Um grupo de pesquisadores inseridos no Projeto Temático “A questão ambiental, interdisciplinaridade, teoria social e produção intelectual na América Latina”, apoiado pela Fapesp, levanta alguns diagnósticos que não só reafirmam as importantes contribuições dos pesquisadores latino-americanos no debate internacional em temas ligado ao ambiente e à sociedade como também identificam especificidades na produção científica da região.

“Identificamos como peculiaridades não apenas a diversidade de contextos empíricos, mas também a amplitude temática abarcada pelos trabalhos produzidos. Alguns temas se revelaram mais importantes e recorrentes na produção científica latino-americana sobre relações ambiente-sociedade quando comparados à produção dos países mais ricos”, disse Leila da Costa Ferreira, coordenadora do Projeto Temático.

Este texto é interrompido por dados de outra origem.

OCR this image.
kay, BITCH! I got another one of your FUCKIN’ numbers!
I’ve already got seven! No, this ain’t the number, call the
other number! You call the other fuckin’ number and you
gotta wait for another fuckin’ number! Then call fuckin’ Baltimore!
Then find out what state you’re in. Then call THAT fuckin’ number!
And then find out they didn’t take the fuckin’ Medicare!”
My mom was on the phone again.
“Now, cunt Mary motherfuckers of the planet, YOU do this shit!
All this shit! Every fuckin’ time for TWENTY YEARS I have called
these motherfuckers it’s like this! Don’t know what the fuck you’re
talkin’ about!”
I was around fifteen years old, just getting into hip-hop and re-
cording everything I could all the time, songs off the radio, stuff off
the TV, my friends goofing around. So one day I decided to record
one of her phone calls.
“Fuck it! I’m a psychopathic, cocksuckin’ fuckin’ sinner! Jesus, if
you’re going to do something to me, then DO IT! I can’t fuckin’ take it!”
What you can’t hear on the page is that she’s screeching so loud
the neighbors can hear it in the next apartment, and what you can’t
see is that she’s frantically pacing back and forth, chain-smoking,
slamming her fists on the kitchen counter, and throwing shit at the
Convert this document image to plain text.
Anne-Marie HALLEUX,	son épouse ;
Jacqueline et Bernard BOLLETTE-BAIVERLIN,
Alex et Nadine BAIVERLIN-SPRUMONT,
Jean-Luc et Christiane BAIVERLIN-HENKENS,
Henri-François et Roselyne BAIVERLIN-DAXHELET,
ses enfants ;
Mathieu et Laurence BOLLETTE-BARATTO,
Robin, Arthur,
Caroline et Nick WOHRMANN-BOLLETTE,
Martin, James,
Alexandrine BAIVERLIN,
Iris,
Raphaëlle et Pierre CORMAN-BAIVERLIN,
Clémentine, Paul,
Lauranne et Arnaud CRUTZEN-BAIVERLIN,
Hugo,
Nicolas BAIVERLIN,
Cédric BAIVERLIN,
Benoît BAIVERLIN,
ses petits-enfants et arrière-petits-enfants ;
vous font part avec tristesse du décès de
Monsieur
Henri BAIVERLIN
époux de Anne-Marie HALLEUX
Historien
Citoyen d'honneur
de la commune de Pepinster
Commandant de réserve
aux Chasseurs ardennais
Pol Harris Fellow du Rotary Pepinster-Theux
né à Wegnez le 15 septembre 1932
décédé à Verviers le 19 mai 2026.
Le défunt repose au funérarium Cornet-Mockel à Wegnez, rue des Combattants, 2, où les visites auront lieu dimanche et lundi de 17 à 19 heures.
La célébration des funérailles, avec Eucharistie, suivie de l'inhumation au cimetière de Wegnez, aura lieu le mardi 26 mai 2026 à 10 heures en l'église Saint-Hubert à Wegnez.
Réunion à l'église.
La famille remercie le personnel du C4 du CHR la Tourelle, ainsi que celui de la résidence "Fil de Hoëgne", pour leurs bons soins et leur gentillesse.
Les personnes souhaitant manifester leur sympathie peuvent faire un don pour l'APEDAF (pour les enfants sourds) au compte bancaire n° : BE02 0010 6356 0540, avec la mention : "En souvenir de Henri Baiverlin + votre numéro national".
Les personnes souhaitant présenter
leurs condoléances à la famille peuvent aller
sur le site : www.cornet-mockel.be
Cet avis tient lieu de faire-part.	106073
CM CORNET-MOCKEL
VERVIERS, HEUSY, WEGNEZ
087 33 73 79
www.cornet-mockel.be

O projeto, segundo a professora titular do Departamento de Sociologia do Instituto de Filosofia e Ciências Humanas da Universidade Estadual de Campinas (Unicamp), surgiu a partir de um estudo anterior que deu origem ao livro Ideias para uma sociologia da questão ambiental no Brasil (Annablume, 2006). A obra insere a discussão sobre as ciências sociais brasileiras dando ênfase à questão ambiental e algumas conclusões são relevantes do ponto de vista da sociologia do conhecimento científico.

Para Leila, devido a seu “caráter interdisciplinar único” a temática ambiental tem o mérito de apresentar novos problemas e desafios não contemplados pelos clássicos das ciências sociais.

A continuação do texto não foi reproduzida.